Mexico City: Thousands of teachers opposed to an education reform protested in southern Mexico on Monday to denounce the deaths of eight people after violent weekend clashes that police blamed on armed "radicals."
Authorities were investigating whether officers fired first or hit any victims in Sunday`s violence in the state of Oaxaca, while the agency overseeing the federal police announced late Monday an internal affairs investigation into the clashes.
Decrying a "massacre," the radical National Education Workers Coordinator (CNTE) union led the mostly peaceful march in the state`s eponymous tourist city of Oaxaca.
Some 15 masked protesters launched fireworks and rocks at police guarding a state education department building, prompting officers to respond with tear gas in the brief exchange. Protesters shouted "assassins" at the police.
Clara Revilla Lucas, a 50-year-old teacher who complained that her school in a remote mountain village lacks computers and books in the local indigenous language, joined the protest to denounce "the repression against our colleagues."
The demonstration came a day after six people died and more than 100 were injured when police were deployed to break up a weeklong road blockade by the CNTE in Asuncion Nochixtlan, near Oaxaca city.
It was the most violent protest in a series of CNTE demonstrations against President Enrique Pena Nieto`s education reform and the recent arrest of two of its leaders.
Elsewhere on Sunday, a journalist was shot dead by unknown gunmen after taking pictures of looting in the town of Juchitan and another person was killed with him, according to Oaxaca state security chief Jorge Alberto Ruiz, who told MVS radio the two murders were "linked" to the unrest.
Authorities said police and the population were attacked by unidentified groups after officers removed the demonstrator barricades in Asuncion Nochixtlan.
Mexico`s federal police had initially denied that officers were armed, saying news pictures showing police with firearms were "false."
Federal police chief Enrique Galindo acknowledged later that officers used weapons after they were "ambushed" by 2,000 "radicals," some of whom were armed.
Galindo told Radio Formula, however, that "we don`t know yet" who fired first and that it would be determined by an investigation. He said teachers were not involved in the shooting.
"Autopsies are being conducted" to determine if the victims were hit by police bullets, he said.
At least 55 officers were injured, including eight who had gunshot wounds.
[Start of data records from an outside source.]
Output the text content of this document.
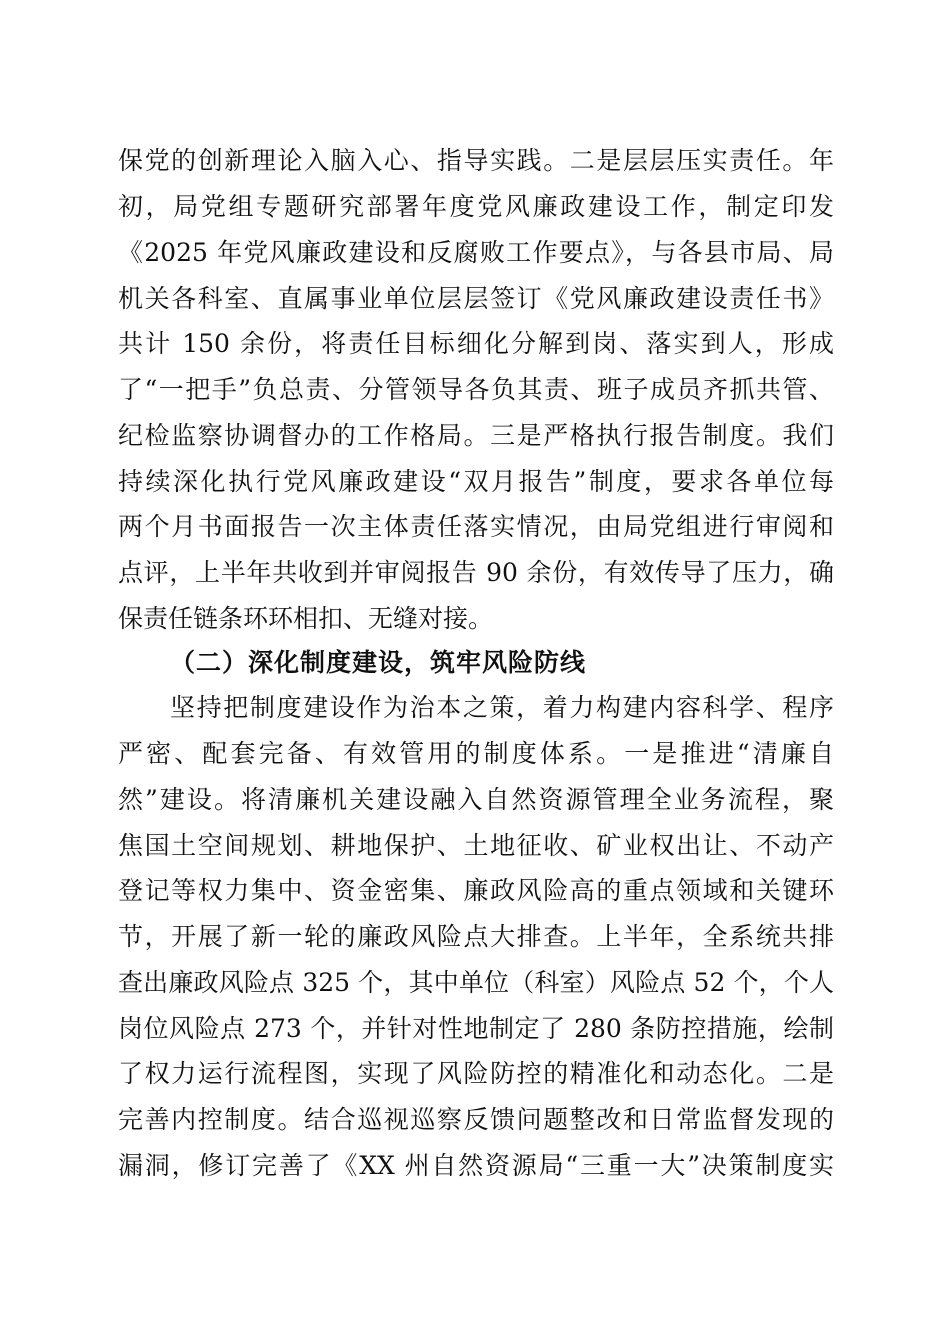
保党的创新理论入脑入心、指导实践。二是层层压实责任。年
初，局党组专题研究部署年度党风廉政建设工作，制定印发
《2025 年党风廉政建设和反腐败工作要点》，与各县市局、局
机关各科室、直属事业单位层层签订《党风廉政建设责任书》
共计 150 余份，将责任目标细化分解到岗、落实到人，形成
了“一把手”负总责、分管领导各负其责、班子成员齐抓共管、
纪检监察协调督办的工作格局。三是严格执行报告制度。我们
持续深化执行党风廉政建设“双月报告”制度，要求各单位每
两个月书面报告一次主体责任落实情况，由局党组进行审阅和
点评，上半年共收到并审阅报告 90 余份，有效传导了压力，确
保责任链条环环相扣、无缝对接。
（二）深化制度建设，筑牢风险防线
坚持把制度建设作为治本之策，着力构建内容科学、程序
严密、配套完备、有效管用的制度体系。一是推进“清廉自
然”建设。将清廉机关建设融入自然资源管理全业务流程，聚
焦国土空间规划、耕地保护、土地征收、矿业权出让、不动产
登记等权力集中、资金密集、廉政风险高的重点领域和关键环
节，开展了新一轮的廉政风险点大排查。上半年，全系统共排
查出廉政风险点 325 个，其中单位（科室）风险点 52 个，个人
岗位风险点 273 个，并针对性地制定了 280 条防控措施，绘制
了权力运行流程图，实现了风险防控的精准化和动态化。二是
完善内控制度。结合巡视巡察反馈问题整改和日常监督发现的
漏洞，修订完善了《XX 州自然资源局“三重一大”决策制度实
Others were burned, lost fingers to firework blasts or were hit with machetes.
Some 53 civilians were injured in the clashes and more than 20 people were arrested.The six dead in Asuncion Nochixtlan include two shopkeepers, a farmer, a worker, a student and a local official, Governor Gabino Cue said.
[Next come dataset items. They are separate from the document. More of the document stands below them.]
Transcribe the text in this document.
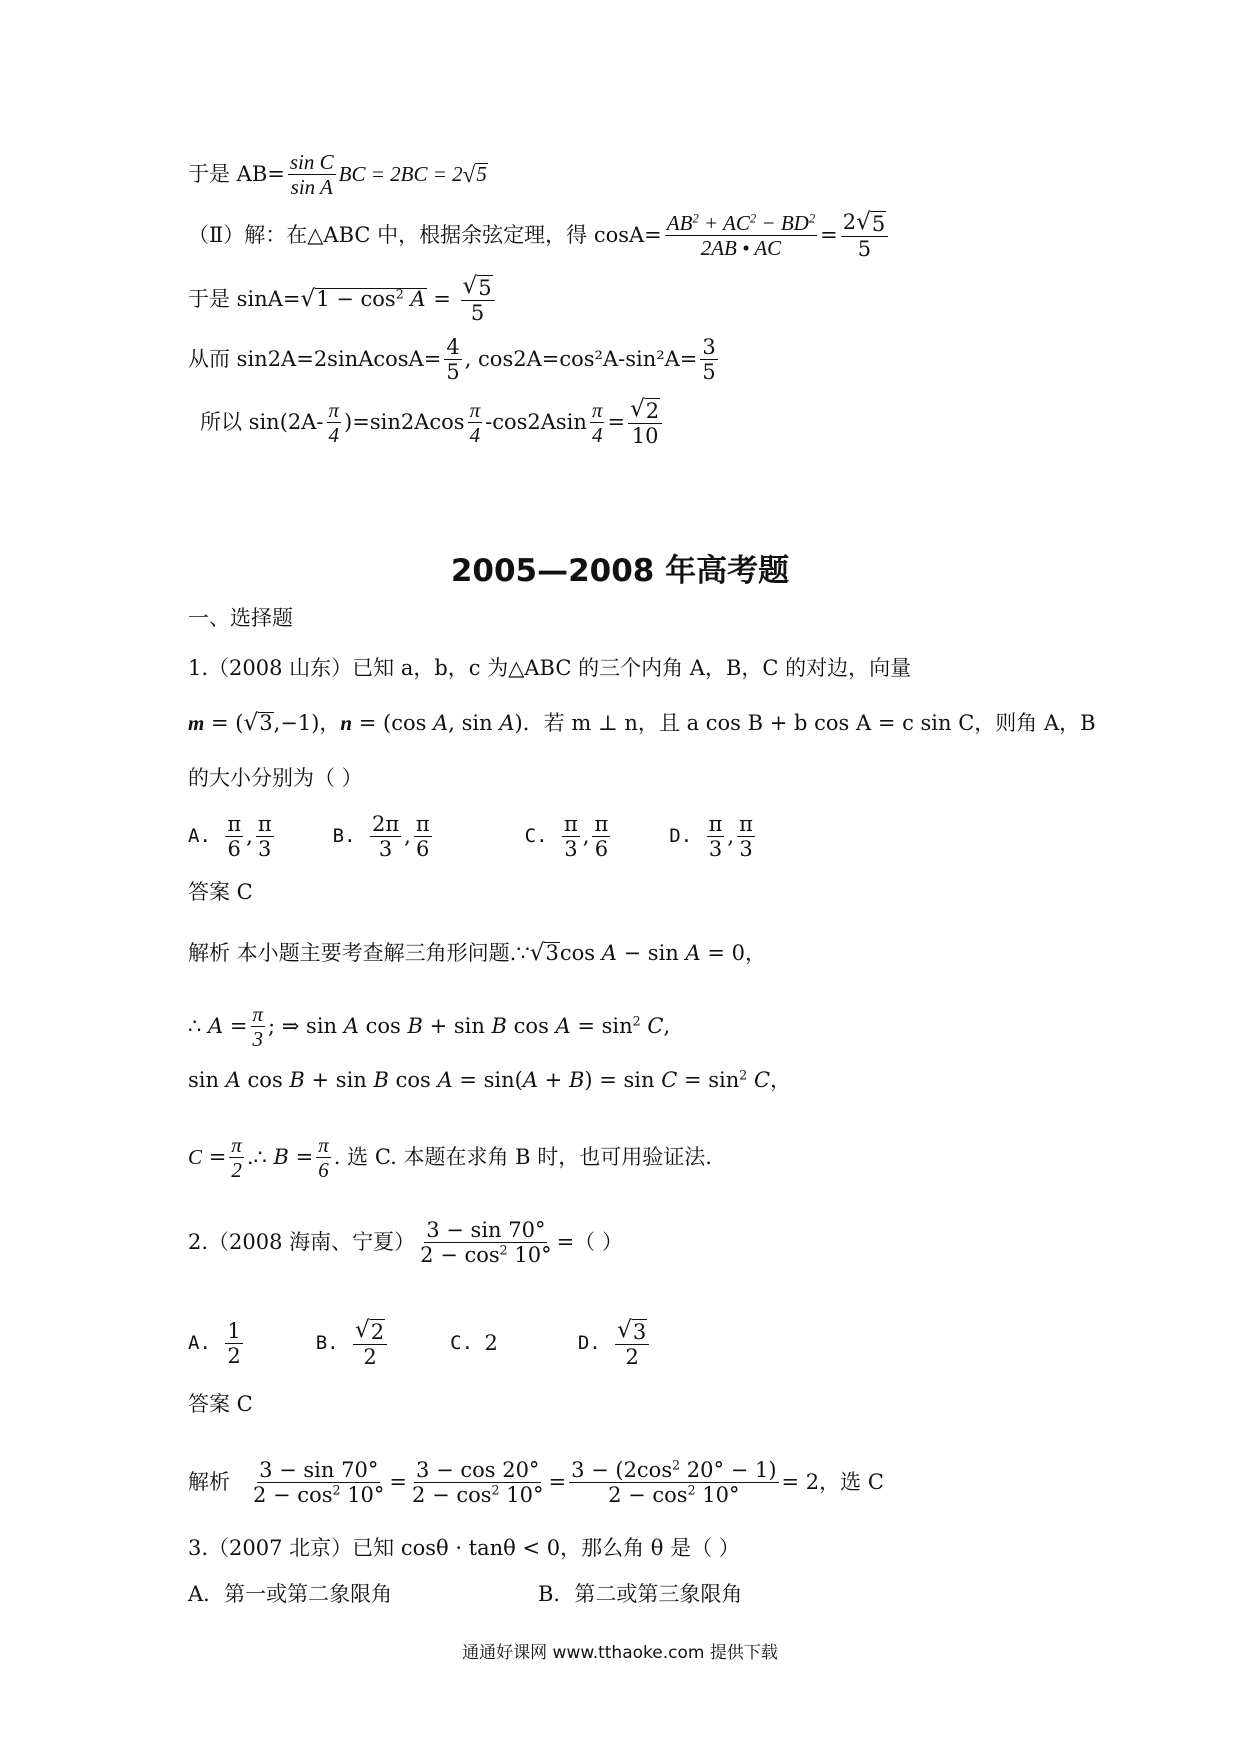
于是 $AB= \frac{\text{sin C}}{\text{sin A}}$ BC = 2BC = 2 √ 5
（Ⅱ）解：在△ABC 中，根据余弦定理，得 $\cos A= \frac{AB^2 + AC^2 - BD^2}{2AB • AC} = \frac{2 √ 5}{5}$
于是 sinA= √ $1 - \cos^2 A = \frac{√ 5}{5}$
从而 sin2A=2sinAcosA= $\frac{4}{5}$ , $\cos 2A=\cos^2A-\sin^2A= \frac{3}{5}$
所以 $\sin(2A- \frac{\pi}{4} )=\sin 2Acos \frac{\pi}{4} -\cos 2Asin \frac{\pi}{4} = \frac{√ 2}{10}$
2005—2008 年高考题
一、选择题
1.（2008 山东）已知 a，b，c 为△ABC 的三个内角 A，B，C 的对边，向量
m = ( √ 3 ,−1)， n = (cos A, sin A) ．若 m ⊥ n，且 a cos B + b cos A = c sin C，则角 A，B
的大小分别为（ ）
A. $\frac{\pi}{6}$ , $\frac{\pi}{3}$	B. $\frac{2\pi}{3}$ , $\frac{\pi}{6}$	C. $\frac{\pi}{3}$ , $\frac{\pi}{6}$	D. $\frac{\pi}{3}$ , $\frac{\pi}{3}$
答案 C
解析 本小题主要考查解三角形问题. ∵ √ 3 cos A − sin A = 0，
∴ $A = \frac{\pi}{3}$ ; ⇒ sin A cos B + sin B $\cos A = \sin^2 C$,
sin A cos B + sin B $\cos A = \sin(A + B) = \sin C = \sin^2 C$，
$C = \frac{\pi}{2}$ .∴ $B = \frac{\pi}{6}$ . 选 C. 本题在求角 B 时，也可用验证法.
2.（2008 海南、宁夏） $\frac{3 - \sin 70^\circ}{2 - \cos^2 10^\circ}$ =（ ）
A. $\frac{1}{2}$	B. $\frac{√ 2}{2}$	C. 2	D. $\frac{√ 3}{2}$
答案 C
解析 $\frac{3 - \sin 70^\circ}{2 - \cos^2 10^\circ} = \frac{3 - \cos 20^\circ}{2 - \cos^2 10^\circ} = \frac{3 - (2\cos^2 20^\circ - 1)}{2 - \cos^2 10^\circ} = 2$，选 C
3.（2007 北京）已知 cosθ · tanθ < 0，那么角 θ 是（ ）
A．第一或第二象限角	B．第二或第三象限角
通通好课网 www.tthaoke.com 提供下载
Pena Nieto said on Twitter he "lamented" the deaths and that the attorney general`s office would help local authorities investigate the violence "and punish those responsible."
He also ordered unspecified actions to resolve the conflict.
Juan Garcia, a leader of the CNTE union in the Oaxaca region, reported that 22 other people were missing.
Garcia said the violence was perpetrated by "infiltrators" and that in response the police "fired without mercy."
The union called for an investigation by the Inter-American Commission on Human Rights and Cue`s resignation.Pena Nieto`s education reform, which requires teachers to undergo performance evaluations, has faced protests in Oaxaca and the southern states of Michoacan, Guerrero and Chiapas for months.
The CNTE is also protesting last weekend`s arrest of its leader in Oaxaca, Ruben Nunez, who faces money laundering charges, and his deputy, Francisco Villalobos, accused of stealing textbooks.
The government says the reform seeks to improve the quality of education, but the union sees it as an attempt to fire teachers and privatize the system.
The unrest comes a decade after protests by the CNTE and other local civil organizations were marked by violence that killed around 20 people, including US cameraman Brad Will.